Namibia Airports Company to Enter Arbitration with Former Employees
Employees of the Namibia Airports Company (NAC) who were given the opportunity to leave the company during its restructuring and downsizing process did so under the understanding that they would receive pension pay-outs. However, those payouts have been stalled for 15 months due to the company’s alleged inability to pay money into the Government Institutions Pension Fund (GIPF).
After over a year of stalling and threats of legal action, the approximate 30 former employees and the Namibia Airports Company have agreed to enter arbitration and allow an arbitrator to settle the dispute. According to NAC's head of corporate communications, Mia Davids, the company has not intentionally withheld the payments it promised but has rather faced difficult financial struggles in attempting to do so.

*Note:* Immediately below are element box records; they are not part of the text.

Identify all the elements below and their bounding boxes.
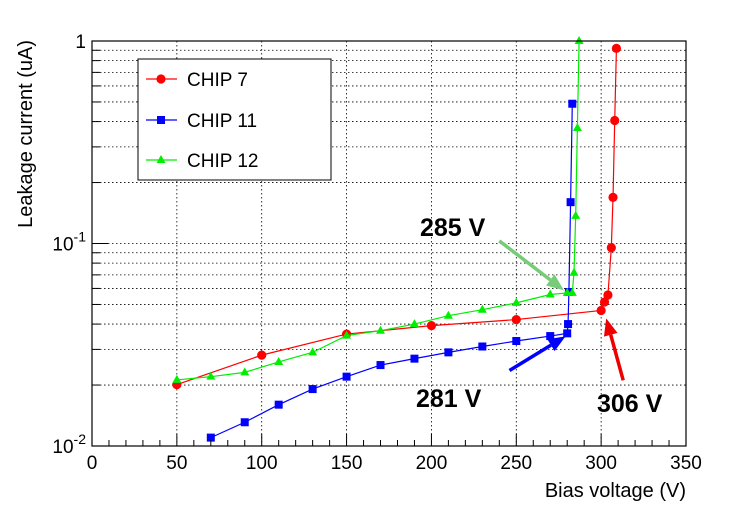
x-tick-label: 300 xyxy=(585,453,617,474)
data-point-chip-12 xyxy=(574,36,584,44)
data-point-chip-11 xyxy=(308,385,317,394)
data-point-chip-7 xyxy=(426,321,437,331)
annotation-arrowhead-281-v xyxy=(547,336,566,352)
data-point-chip-12 xyxy=(409,319,419,328)
data-point-chip-7 xyxy=(599,297,610,307)
legend-marker-chip-12 xyxy=(156,155,166,163)
legend-marker-chip-7 xyxy=(156,74,166,84)
data-point-chip-12 xyxy=(443,310,453,319)
data-point-chip-11 xyxy=(564,320,573,329)
annotation-arrowhead-306-v xyxy=(603,318,618,337)
x-axis-title: Bias voltage (V) xyxy=(545,480,686,502)
data-point-chip-12 xyxy=(511,297,521,306)
annotation-arrowhead-285-v xyxy=(546,274,564,291)
legend-entry-chip-12: CHIP 12 xyxy=(146,151,258,172)
x-tick-label: 150 xyxy=(331,453,363,474)
legend-label-chip-12: CHIP 12 xyxy=(187,151,258,172)
data-point-chip-7 xyxy=(257,350,267,360)
data-point-chip-11 xyxy=(376,361,385,370)
data-point-chip-11 xyxy=(240,418,249,427)
data-point-chip-11 xyxy=(546,332,555,341)
data-point-chip-12 xyxy=(545,289,555,298)
series-line-chip-11 xyxy=(210,103,573,439)
data-point-chip-12 xyxy=(274,356,284,365)
x-tick-label: 50 xyxy=(166,453,187,474)
data-point-chip-7 xyxy=(610,115,620,126)
legend-label-chip-11: CHIP 11 xyxy=(187,111,257,132)
data-point-chip-12 xyxy=(569,267,579,276)
legend: CHIP 7 CHIP 11 CHIP 12 xyxy=(137,58,332,181)
annotation-arrow-306-v xyxy=(609,334,625,381)
data-point-chip-7 xyxy=(611,43,622,53)
legend-entry-chip-11: CHIP 11 xyxy=(146,111,257,132)
y-tick-label: 1 xyxy=(75,32,86,53)
x-tick-label: 350 xyxy=(670,453,702,474)
annotation-label-285-v: 285 V xyxy=(420,214,486,242)
y-tick-label: 10-1 xyxy=(52,229,86,256)
data-point-chip-11 xyxy=(566,198,575,207)
annotation-label-306-v: 306 V xyxy=(597,390,663,418)
data-point-chip-7 xyxy=(511,314,521,325)
data-point-chip-7 xyxy=(603,290,613,300)
grid-lines xyxy=(92,41,686,446)
data-point-chip-12 xyxy=(342,330,352,339)
data-point-chip-11 xyxy=(478,342,487,351)
data-point-chip-11 xyxy=(568,99,577,108)
annotation-arrow-285-v xyxy=(498,239,552,282)
axes: 0 50 100 150 200 250 300 350 10-2 10-1 1 xyxy=(52,32,701,474)
series-layer xyxy=(172,36,622,442)
annotation-arrow-281-v xyxy=(508,343,552,372)
data-point-chip-12 xyxy=(571,210,581,219)
annotation-label-281-v: 281 V xyxy=(416,385,482,413)
data-point-chip-11 xyxy=(563,329,572,338)
x-tick-label: 100 xyxy=(246,453,278,474)
legend-marker-chip-11 xyxy=(157,116,165,124)
data-point-chip-11 xyxy=(274,400,283,409)
data-point-chip-12 xyxy=(376,325,386,334)
data-point-chip-12 xyxy=(240,367,250,376)
y-axis-title: Leakage current (uA) xyxy=(15,40,37,228)
data-point-chip-12 xyxy=(206,371,216,380)
data-point-chip-12 xyxy=(572,122,582,131)
x-tick-label: 250 xyxy=(500,453,532,474)
data-point-chip-11 xyxy=(444,348,453,357)
y-tick-label: 10-2 xyxy=(52,431,86,458)
annotations: 285 V 281 V 306 V xyxy=(416,214,663,418)
data-point-chip-12 xyxy=(567,287,577,296)
x-tick-label: 200 xyxy=(416,453,448,474)
x-tick-label: 0 xyxy=(87,453,98,474)
data-point-chip-11 xyxy=(342,372,351,381)
data-point-chip-11 xyxy=(410,354,419,363)
data-point-chip-7 xyxy=(606,243,616,253)
data-point-chip-12 xyxy=(477,304,487,313)
data-point-chip-7 xyxy=(608,192,618,202)
data-point-chip-12 xyxy=(308,347,318,356)
data-point-chip-7 xyxy=(596,305,606,316)
data-point-chip-11 xyxy=(206,433,215,442)
legend-label-chip-7: CHIP 7 xyxy=(187,70,248,91)
legend-entry-chip-7: CHIP 7 xyxy=(146,70,248,91)
series-line-chip-12 xyxy=(176,40,580,381)
data-point-chip-11 xyxy=(512,337,521,346)
data-point-chip-12 xyxy=(172,374,182,383)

In an effort to reach a mutually beneficial settlement to the dispute, NAC requested that GIPF pay the pensions on a form of credit and from a fund that would later be the liability of NAC after the arbitration hearing is completed. According to a statement from NAC, “Contrary to claims cited by the group of ex-employees, we wish to make it clear that at no point did the NAC oppose pension payouts to ex-employees as we sincerely sympathize with them for the delay in this regard, which is due to a difference in the interpretation of GIPF
rules by both GIPF and NAC in terms of which GIPF rule the payment to ex-employees should be made.”
Eben de Klerk has been appointed as the arbitrator for the case as NAC continues to reiterate that its restructuring, while successful, is ongoing in the hope of reducing its costs through ending internal remuneration inequality and re-aligning operations to achieve greater efficiency.